The Corner

International

Ireland Gives up Its Tax Policy, for What?

Ireland’s Prime Minister Micheal Martin arrives for a face-to-face European Union summit in Brussels, Belgium, May 24, 2021. (Olivier Hoslet/Pool via Reuters)

For years Ireland defended its low corporate-tax rate, 12.5 percent, as a matter of national sovereignty and part of an overall economic strategy that lifted the country out of poverty and into becoming one of the richer nations in Europe. The idea was to facilitate foreign investment in Ireland’s English-speaking workforce. American companies that wanted access to the European Union’s market did just that. Just a few years ago, government ministers there would call Irish taxation policy it a “red line” issue. Both parties currently running the government in Ireland ran on protecting Ireland’s tax sovereignty.

And then, a week ago, Ireland gave it up to join an OECD minimum-corporate-tax pledge of 15 percent. Irish media presented this as an inevitable evolution of the country’s position. They had to — there was hardly any debate about it in public at all. In September, the taoiseach, Micheál Martin, explained that a tax hike couldn’t be ruled out. Which was instantly translated by the island’s media as an assumption that a tax hike was inevitable. And because inevitable, probably good, yeah?

Now, there were perhaps good reasons for modifying Ireland’s economic strategy. It seems to me that Ireland’s strategy does facilitate multinational investment in Ireland and that it reaps rewards in jobs. But this comes with a price in which American and other foreign executives have a hugely outsized voice in Irish concerns. The system in Ireland also seems to favor foreign investment over native entrepreneurship. These are debates and discussions that should have been had. It could have resulted in parties taking contrasting positions and winning mandates from voters to make a generational change.

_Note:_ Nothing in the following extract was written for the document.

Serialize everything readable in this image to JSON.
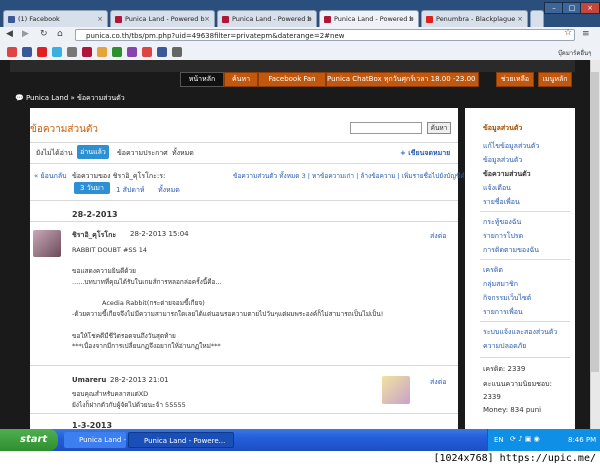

Instead, it was all presented as a fait accompli.

Media from other countries were quite clear that what had happened was that Ireland capitulated. Fig leaves were handed out. Hadn’t the Irish and others prevented there from being a global minimum effective tax of 21 percent?

This OECD agreement matters in part because it was instigated by the United States and other nations that want the running room to tax more than they do currently. The willingness of sovereign nation-states such as Ireland to build an economic strategy around low taxation was putting a limit on the taxing ability of other states.

I’m very curious to see how this plays out in the long term for Ireland. But, for now, it seems enough to observe that this is another sign that, for good and ill, the neoliberal era that began in 1979 is drawing to a close.